The business models of the past are fast transforming. People are using websites that have developed “sharing” models to gain access to products and services, and this is having a significant impact on the business models of the past that we are all used to. From booking a hotel or finding a taxi, or even a person to do some chores for you, companies like Airbnb, Uber and TaskRabbit are transforming everything, and in the process creating a so-called “sharing economy”.
The “sharing economy” is something of a lie in some cases. Writing for NEF in 2015, Duncan McCann points out that:
“If I offered to share my cake with you and then I charged you money for a slice, would I have really shared it with you at all? No: It would be selling.”

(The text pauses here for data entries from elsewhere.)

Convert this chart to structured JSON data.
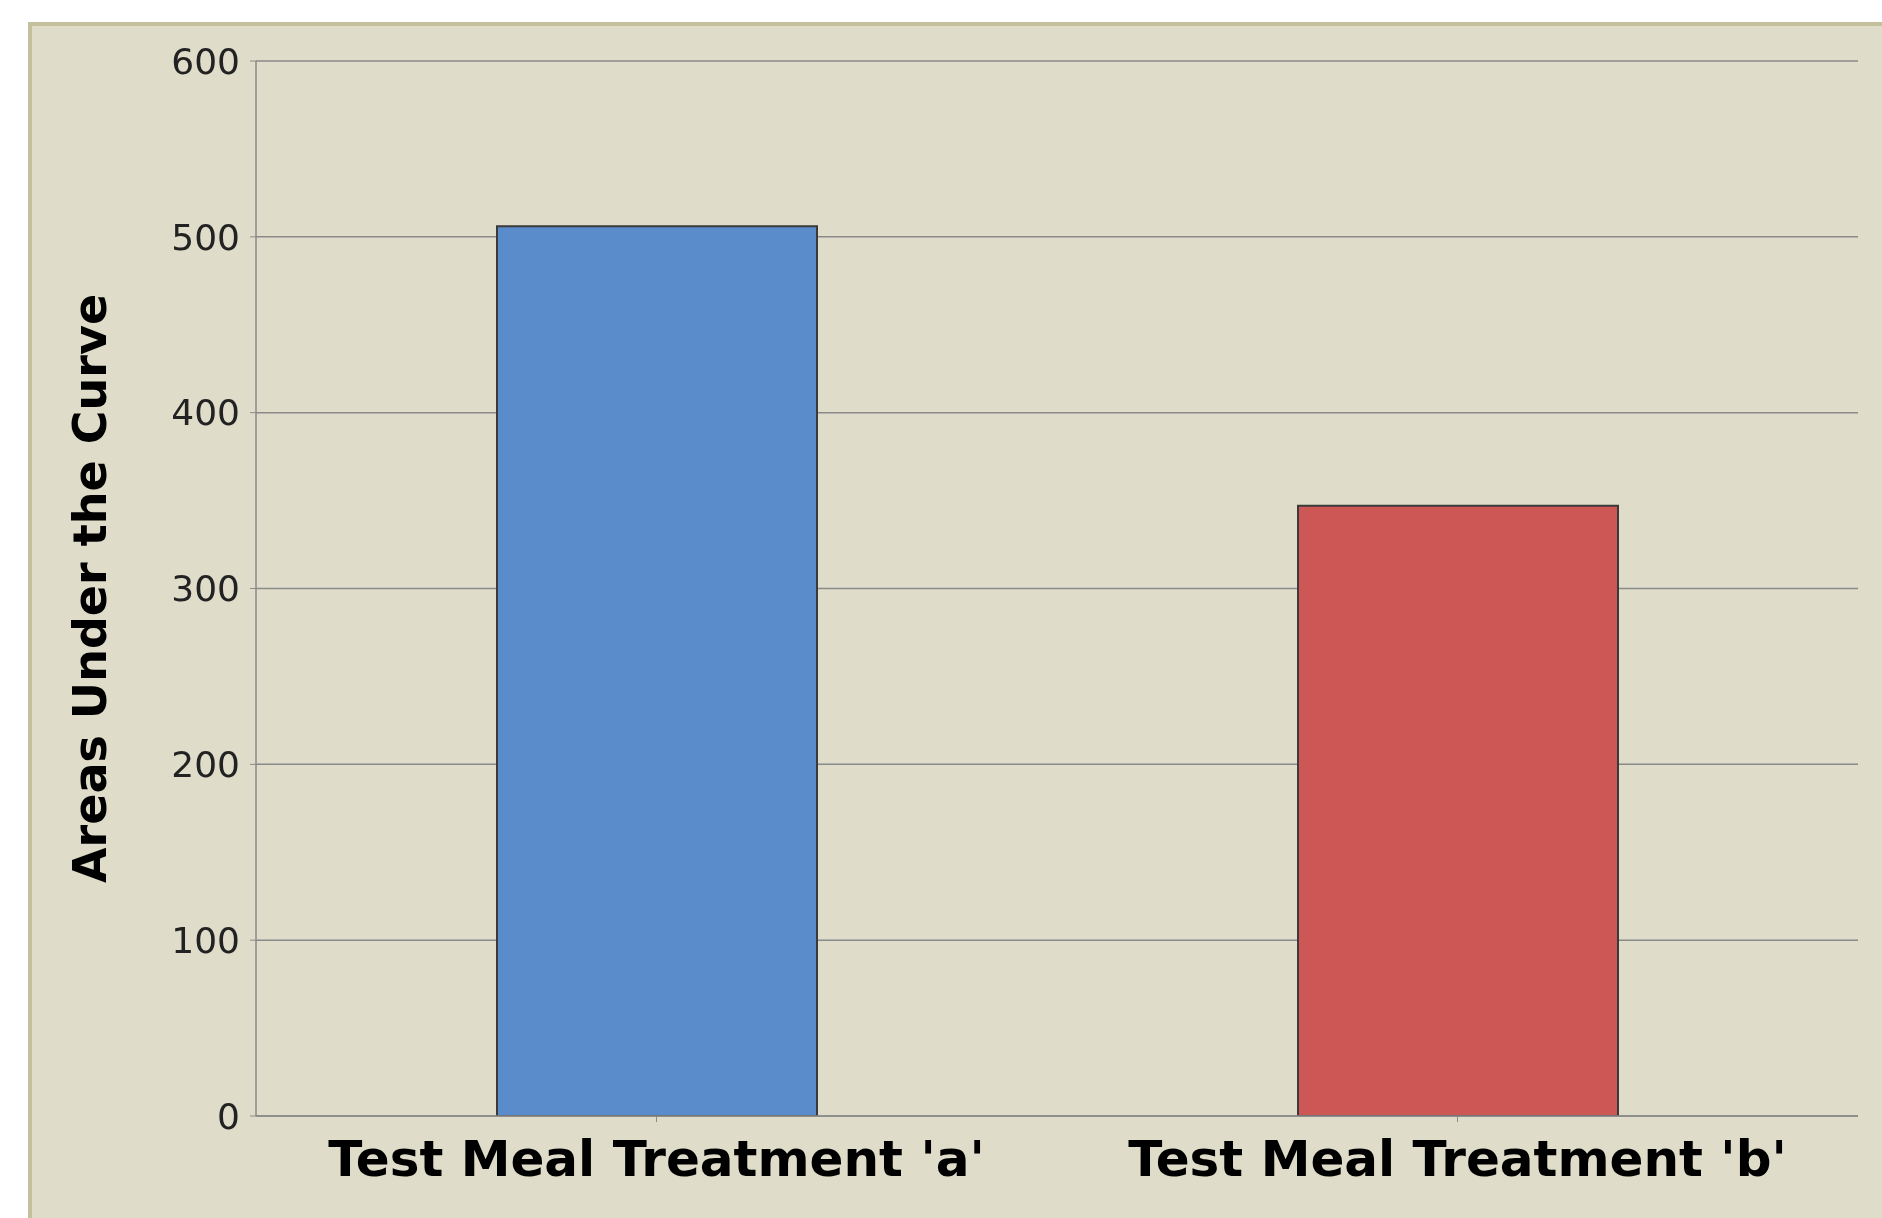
{
  "chart_data": {
    "type": "bar",
    "ylabel": "Areas Under the Curve",
    "categories": [
      "Test Meal Treatment 'a'",
      "Test Meal Treatment 'b'"
    ],
    "values": [
      506,
      347
    ],
    "colors": [
      "#5a8bcb",
      "#cd5755"
    ],
    "ylim": [
      0,
      600
    ],
    "yticks": [
      0,
      100,
      200,
      300,
      400,
      500,
      600
    ],
    "grid": "y"
  }
}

Airbnb does not really allow people to share their houses. Rather, it allows people to make money from renting rooms out, which they might otherwise find hard to do. This is achieved through technology platforms that allow people looking for services to link up with people that have services to offer. As argued, this is not “sharing” and there needs to be a much more effective term to explain it, because sharing is the wrong term.
From all corners of the planet people are voicing out their concerns about the real intentions of projects like Airbnb or Uber and how it is affecting jobs and workers rights. That is the case of the book “Raw Deal”, written by Steven Hill, that focuses particularly in the American case.
Real Sharing Economy
It is explained that the sharing economy is genuine where people do offer skills, information and knowledge or other items to each other in a manner that generates increased value for all parties. There are genuine examples of this out there already. These include tool lending libraries and websites such as Couchsurfing. Such platforms provide individuals the chance to connect and exchange with one another without involving payment at all. Yet such services do not comprise very much of the so-called “sharing economy”. Instead they are part of the “online exchange market economy”.

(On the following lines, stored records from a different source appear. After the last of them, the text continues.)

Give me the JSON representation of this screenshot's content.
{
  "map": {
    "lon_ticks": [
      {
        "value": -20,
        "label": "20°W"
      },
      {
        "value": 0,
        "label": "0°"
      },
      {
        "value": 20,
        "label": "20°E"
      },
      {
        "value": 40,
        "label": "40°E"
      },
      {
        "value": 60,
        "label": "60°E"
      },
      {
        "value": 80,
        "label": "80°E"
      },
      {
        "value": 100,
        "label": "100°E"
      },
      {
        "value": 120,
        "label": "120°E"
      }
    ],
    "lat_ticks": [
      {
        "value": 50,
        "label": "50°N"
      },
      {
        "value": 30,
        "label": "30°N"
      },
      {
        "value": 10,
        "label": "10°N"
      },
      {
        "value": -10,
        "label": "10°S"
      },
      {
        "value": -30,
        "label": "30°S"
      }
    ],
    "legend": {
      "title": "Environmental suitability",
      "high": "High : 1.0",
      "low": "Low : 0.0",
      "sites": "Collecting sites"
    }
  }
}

The argument is presented that there is such a thing as a “bad sharing economy” which includes not just Uber and Airbnb but also Facebook and YouTube. What they do is take value offered by their users and make revenues from it. In all cases, these organisations would be valueless if people did not share videos, rent rooms or cars or change status updates. All of these companies work to get value from users, and they do not have an interest in sharing per se. It is even argued that Airbnb and Uber are focused on building monopolies. Some have even touted such organisations as “Deathstar platforms” due to the destruction they bring, rather than really creating value.
For individuals they offer value because people can get stuff cheaper or in some cases, for free, and it puts to use stuff that might otherwise not have been used. However, they create problems in and of themselves.
Some example problems are cited to be the San Francisco property market, as people want to buy homes, but struggle to get access to them due to people buying them for Airbnb use. There is also an argument that Uber has led to the situation where 10,000 extra cars are on the roads. Another huge challenge is the fact that while people can make money from offering these services when the going is good, they are in fact not actually employed and miss out on benefits that come with employment.
They also face risks if anything changes with the platform they work through. All of these are challenges that need to be surmounted. It is quite unclear what the benefits will be, and it is shown that Uber is avoiding any contractual regulations. Nonetheless they do provide some form of work for some people, so it is not all bad.
People using the new platforms find them to be “good” because they get better deals than they might have had in the past. Yet they clearly do present problems that are not being properly addressed. Uber has been banned in some cities for the problems it creates. There are notions in other places that cooperative platforms are being developed.
In these cases, there is much more genuine sharing – of information, income and power. It is argued that true cooperation should be encouraged through tax advantages or legal advice, and this could be helpful in cutting back on monopolies generated by corporates like Airbnb and Uber. This could lead to true sharing, rather than “bad” sharing.